Corporations are of two different kinds: the C corporation and the S corporation. If you’re thinking of converting your sole proprietorship or partnership to a corporation, you will need to choose between these two.

Which is better usually depends on the aims and objectives you have for your business. Which way to go can be a bit tricky if you are unaware of the salient features of both.

The similarities between the two are as follows:

  • One of the major similarities is the protection offered under the limited liability offer. Under this clause, the corporation’s owners are not responsible personally for paying off debts incurred by the business. So, the personal assets (car, house etc.) of the owners are saved from being seized and sold to pay off debts to creditors.
  • For both the corporations to be brought into existence, state filing is required. This makes them legal.
  • Even if you incorporate your business into S or C-corporation, the articles of incorporation must be filed with the state. These are the fundamental formation documents of businesses.
  • Both corporations give full authority to the shareholders or owners regarding the election of a board of directors. Election of officers is then carried out to manage the daily affairs of the business. The Board of Directors generally only gets involved if there’s a genuine need – such as in the cases of complex challenges and major decisions.
  • It’s mandatory for both types of corporations to strictly observe the formalities set by the state and other authorities. Issuing stock, compulsory meetings of shareholders and directors, keeping corporate records and adopting bylaws, are some of the basic internal formalities necessary for running an S-corporation as well as a C-corporation business. Paying annual fees, submission of annual reports etc, are some of the external formalities that must be observed by both the corporations.

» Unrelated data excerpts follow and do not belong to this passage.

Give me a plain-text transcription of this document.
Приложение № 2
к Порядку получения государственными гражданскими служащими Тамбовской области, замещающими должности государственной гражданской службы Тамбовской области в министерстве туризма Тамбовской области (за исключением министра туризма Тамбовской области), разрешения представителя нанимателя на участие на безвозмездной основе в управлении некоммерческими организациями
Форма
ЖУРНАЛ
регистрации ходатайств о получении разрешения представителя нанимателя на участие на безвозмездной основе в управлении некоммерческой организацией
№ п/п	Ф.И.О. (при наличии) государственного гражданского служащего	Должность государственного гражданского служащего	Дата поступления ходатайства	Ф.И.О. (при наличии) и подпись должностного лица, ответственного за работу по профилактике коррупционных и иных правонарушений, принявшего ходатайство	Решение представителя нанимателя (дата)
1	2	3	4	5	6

Some of the major differences between the corporations:

  • Corporate ownership. C corporations are allowed to have an unlimited number of shareholders, but this is not the case with the S corporations. They can have at the most 100 shareholders, and they must be US residents. C corporations also cannot own them. In addition, other S corporations, LLCs or any other trust cannot own an existing S corporation. However , such restrictions are not imposed on C corporations. Also, C corporations are allowed to have multiple classes of stock, which is not the case with S corporations.
  • Taxation. S corporations need not pay taxes at the corporate level, although they need to file tax returns. Here, the business profits are transferred to the individual tax returns of the owners and so the taxes are paid at individual tax rates. This saves the S corporations from paying double taxation on the profits incurred. However, the C corporations need to file a corporate tax return and report any profits or losses. These corporations therefore face double taxations as the profits are distributed among owners as dividends. These dividends have to be reported at an individual level.
  • Election. Regular and in time filing of Form 2553 is mandatory for S corporations. It must be submitted to the IRS.